Het beeld dat zo wordt geschetst sluit aan bij de vele inspiratiebronnen die Maarten Van Severen tijdens zijn leven aangaf en creëert een boeiend parcours van uiteenlopende indrukken en exemplarische voorbeelden uit diverse tradities. In dit geheel is het werk van Maarten Van Severen even discreet aanwezig als dat van de anderen. Ook de context die errond wordt opgebouwd, is niet opdringerig. De scenografie, uitgewerkt door Robbrecht en Daem architecten, speelt hierop in. Het architecturale, open rek dat centraal in de tentoonstellingsruimte staat is een uitvergroting van Van Severens kastprincipe. De twaalf identieke vakken – het zouden er meer kunnen zijn want het rek laat zijn horizontale panelen voorbij de compartimentering lopen – visualiseren wat Geert Bekaert in Maarten Van Severen, (Ludion, 2000) over de kast in het werk van de ontwerper schreef: “In de vakken ontstaan eigen werelden, aan elkaar gelijk en toch ,door hun onderlinge betrekkingen verschillend, van elkaar gescheiden en op elkaar betrokken door een flinterdunne wand.” Het principe geldt voor de hele tentoonstelling, ook wanneer de objecten niet in een kast staan opgesteld.

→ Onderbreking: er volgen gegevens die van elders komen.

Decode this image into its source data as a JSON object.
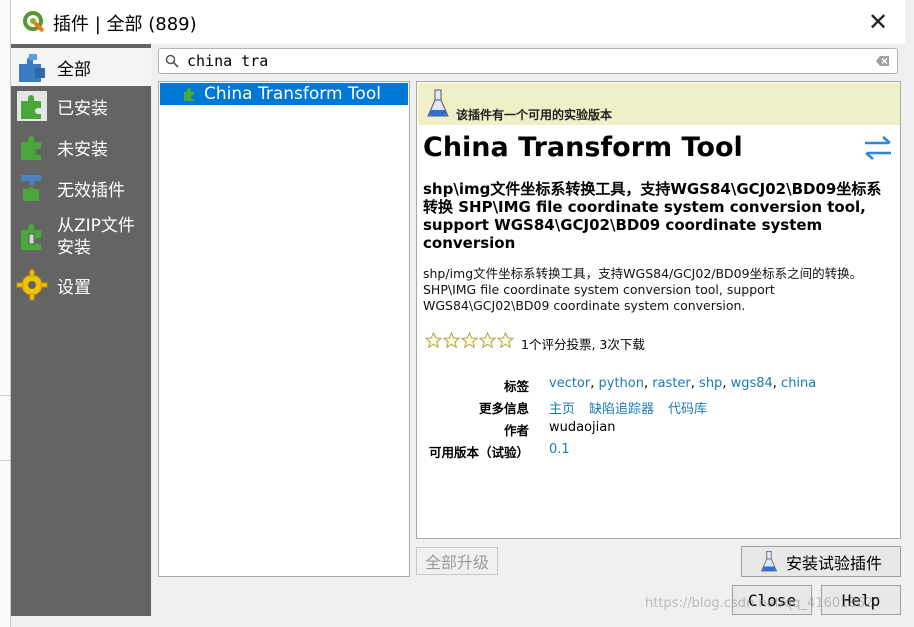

In het rek nodigt elk meubel uit een verwantschap te ontdekken, zonder dat een hiërarchie wordt opgelegd. De rode armstoel (1984) van Donald Judd staat er even afwachtend als de andere meubels. De objecten in het rek illustreren verschillende aspecten, zoals het streven naar een sterke lichtgewicht stoel, het experimenteren met ongewone materialen, het ‘tekenen’ van meubels in de ruimte, het bewust kiezen voor de essentie. Dit kunnen kenmerken zijn van één en dezelfde traditie, bijvoorbeeld in navolging van het modernistische ideaal uit de jaren 1920. Maar het kunnen ook kenmerken zijn van ontwikkelingen die andere richtingen uitgaan. In het rek staat bijvoorbeeld ook de Loop Chair (1954) van Willy Guhl, waarin een vel vezelversterkt beton in een doorlopende beweging een tuinzetel vormt en inspirerend werkte voor Van Severens Low Chair Aluminium (1993). Ook elders in het tentoonstellingsparcours is er ruimte om verbanden langzaam te ontdekken, zoals bij de verschillende verplaatsbare lampen op een nagebouwde boekenkast uit het atelier van Van Severen. Zelfs wanneer twee ontwerpen vlak naast elkaar staan, zoals een chaise longue van Maarten Van Severen uit 2000 en een heruitgave van de LC4 (1928) van Le Corbusier, Pierre Jeanneret en Charlotte Perriand, impliceert dit geen rechtlijnig verhaal, wel een interactie van meerdere tradities. Het Archief Maarten Van Severen bewaart een collage waarin de ontwerper diverse typen van ligzetels over elkaar heeft geplaatst. Een daarvan is een medisch ligbed.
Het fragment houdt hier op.